Papai Noel é um mito fugaz da infância, um comerciário gordo e simpático, ou um parente bem disfarçado, com touca vermelha de pompom branco, sumido nas recordações infantis referentes ao 25 de dezembro. Mas o menino Jesus, não. Ignorá-lo neste dia, notadamente numa família cristã, é embarcar na canoa furada do politicamente correto para ocultar um acontecimento real. É transformar uma data marcante da Fé e da humanidade numa festa pagã e comemorar, como em tempos remotos, o solstício de inverno no hemisfério norte... Convenhamos!

Diferentemente do velhinho de vermelho, o menino da manjedoura é o Redentor referido neste pequeno texto que há 25 anos escrevi para o Correio do Povo, com o título “Uma história de Natal”.

Numa noite assim, quando os mais nobres sentimentos varrem o pó do cotidiano e rompem a carapaça com que paradoxalmente sufocamos o bem para nos proteger do mal, inspiram-se os escritores para iluminar a literatura com páginas comoventes. São as histórias de Natal. Em cada uma delas se encontram fragmentos desse insondável mistério que é o homem, habitual espantalho de si mesmo, que cresce quando se ajoelha e se humaniza quando chora.
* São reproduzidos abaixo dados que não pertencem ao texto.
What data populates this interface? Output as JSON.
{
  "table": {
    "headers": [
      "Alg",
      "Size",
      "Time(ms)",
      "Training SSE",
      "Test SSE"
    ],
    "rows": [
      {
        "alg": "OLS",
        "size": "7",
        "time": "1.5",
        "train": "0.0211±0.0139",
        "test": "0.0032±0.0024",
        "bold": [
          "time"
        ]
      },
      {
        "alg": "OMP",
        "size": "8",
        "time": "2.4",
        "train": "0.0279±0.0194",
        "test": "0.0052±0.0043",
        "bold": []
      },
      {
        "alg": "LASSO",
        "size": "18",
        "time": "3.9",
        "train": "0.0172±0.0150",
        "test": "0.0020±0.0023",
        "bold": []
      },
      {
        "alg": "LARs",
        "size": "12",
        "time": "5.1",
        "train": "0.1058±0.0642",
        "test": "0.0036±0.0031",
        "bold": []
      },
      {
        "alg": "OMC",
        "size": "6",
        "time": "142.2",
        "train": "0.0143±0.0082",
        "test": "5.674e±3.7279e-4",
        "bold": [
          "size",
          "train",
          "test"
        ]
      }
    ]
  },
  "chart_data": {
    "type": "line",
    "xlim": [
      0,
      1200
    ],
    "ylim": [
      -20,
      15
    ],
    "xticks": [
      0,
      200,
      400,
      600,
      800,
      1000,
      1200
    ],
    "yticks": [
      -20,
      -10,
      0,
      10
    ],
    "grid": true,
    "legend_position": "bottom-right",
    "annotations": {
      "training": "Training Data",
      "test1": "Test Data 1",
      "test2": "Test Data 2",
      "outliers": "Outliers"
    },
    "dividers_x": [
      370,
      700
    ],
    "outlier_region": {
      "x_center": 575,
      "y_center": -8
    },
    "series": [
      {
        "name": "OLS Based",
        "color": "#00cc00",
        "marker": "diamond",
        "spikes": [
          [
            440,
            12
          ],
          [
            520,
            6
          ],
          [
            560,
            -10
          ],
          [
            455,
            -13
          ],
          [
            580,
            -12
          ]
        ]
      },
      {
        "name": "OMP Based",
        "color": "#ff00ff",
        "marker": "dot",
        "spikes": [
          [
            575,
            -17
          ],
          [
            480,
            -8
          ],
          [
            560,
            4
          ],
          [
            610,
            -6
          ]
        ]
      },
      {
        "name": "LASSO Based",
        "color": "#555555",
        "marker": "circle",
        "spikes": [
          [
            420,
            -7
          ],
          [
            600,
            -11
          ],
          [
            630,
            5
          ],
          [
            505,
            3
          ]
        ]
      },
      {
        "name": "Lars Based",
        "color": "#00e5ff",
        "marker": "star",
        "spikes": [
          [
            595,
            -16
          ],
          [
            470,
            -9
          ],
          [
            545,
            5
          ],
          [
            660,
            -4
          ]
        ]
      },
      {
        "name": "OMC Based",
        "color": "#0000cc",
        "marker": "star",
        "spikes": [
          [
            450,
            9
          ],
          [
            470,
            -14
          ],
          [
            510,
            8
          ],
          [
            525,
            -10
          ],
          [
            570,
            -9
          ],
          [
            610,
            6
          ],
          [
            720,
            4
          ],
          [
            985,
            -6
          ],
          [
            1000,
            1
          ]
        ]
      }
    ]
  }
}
Entretanto, leitor amigo, por mais histórias de Natal que você tenha lido, em nenhuma delas nem em todas elas existe a força do episódio ocorrido nas cercanias de Belém, a cidade de Davi, numa noite fria da Palestina. Nasceu o Menino, o Senhor da História, o Rei dos Reis. Envolveram-no em panos e o deitaram numa manjedoura.

Penso, às vezes, sobre como escreveríamos nós se nos coubesse conceber o roteiro daqueles fatos. Certamente não escolheríamos aquele local. Nunca aquela época e, nela, nunca aquele povo. Jamais personagens assim. A humanidade já produziu ambientes melhores bem como circunstâncias e elenco mais promissores. E é exatamente por isso que não havia lugar na estalagem.

Essa história de Natal, a própria história do Natal, tecida com os fios sutis com que o divino autor urdiu sua rede de amor à humanidade, vence os séculos, se torna eterna e se impõe ao coração dos homens. É tempo de repetir: “Glória a Deus nas alturas e paz na terra aos homens de boa vontade”.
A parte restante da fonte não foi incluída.